ヴァイス・プレジデント番外編
一番に好きな人との結婚をあきらめた人。

結婚というものを拒否した結果、好きな人も遠ざけてしまった人。

自分が一番でないのをきっとわかっていて、それでも結婚を決めた人。

大事な人への忠義から、自分の幸せを後回しにしようとする人。

それに巻きこまれる人。

みんな、難しい。


紅茶をひと口飲んだ暁が、ふうと小さく息をついた。



「私も、久良子が幸せになるまでは、結婚する気にならないわ」



あ。

バカ。


和之さんをうかがい見ると、彼はそう表情を変えはしないものの、手にしたグラスを空中でとめたまま、暁をじっと見つめていた。

その視線が、暁を離れて私に向く。

目が合った瞬間、私が気がついていることに彼も気づいたらしく、はっとその明るめの瞳を見開いて、行き場をなくしたように視線をさまよわせた。



「…お相手、いるんですか」

「相手だけはね、ずっといるの。
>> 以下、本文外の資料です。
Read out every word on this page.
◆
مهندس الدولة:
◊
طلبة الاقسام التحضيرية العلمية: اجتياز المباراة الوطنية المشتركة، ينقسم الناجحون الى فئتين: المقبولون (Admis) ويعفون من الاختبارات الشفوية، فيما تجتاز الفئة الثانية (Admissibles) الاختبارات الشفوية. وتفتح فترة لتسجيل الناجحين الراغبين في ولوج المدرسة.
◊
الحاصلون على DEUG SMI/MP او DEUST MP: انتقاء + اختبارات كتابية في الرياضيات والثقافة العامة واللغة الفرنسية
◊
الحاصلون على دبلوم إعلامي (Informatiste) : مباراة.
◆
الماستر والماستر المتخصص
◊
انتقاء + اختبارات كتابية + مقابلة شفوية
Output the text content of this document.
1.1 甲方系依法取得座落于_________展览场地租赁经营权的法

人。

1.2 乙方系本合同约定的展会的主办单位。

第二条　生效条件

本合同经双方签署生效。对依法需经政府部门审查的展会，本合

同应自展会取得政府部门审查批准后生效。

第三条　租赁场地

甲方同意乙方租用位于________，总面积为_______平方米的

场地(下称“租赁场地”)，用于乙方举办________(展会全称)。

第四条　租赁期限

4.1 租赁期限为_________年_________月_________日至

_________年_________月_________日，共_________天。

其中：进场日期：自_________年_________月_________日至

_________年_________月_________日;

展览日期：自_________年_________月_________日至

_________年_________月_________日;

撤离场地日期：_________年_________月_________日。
でも、いまいちタイミングをはかりかねてて」



話を促すように、柔らかく微笑んだ和之さんが小さくうなずく。

暁は許婚ともいうべき幼なじみがいることを話し、きっかけさえあればいつでも結婚したいわ、と微笑んだ。



「お互い、いい歳だしね。同い年だから」

「暁さんが結婚したら、久良子さんにも何かいい影響があるんじゃないですか」



そうかしら、と困ったように首をかしげる暁に、和之さんが笑いかける。

組んでいた脚をほどいて、座っている椅子に両手をついて暁と会話する彼の姿は、年相応か、それより幼いくらいに見えて、私はなんだか切なくなった。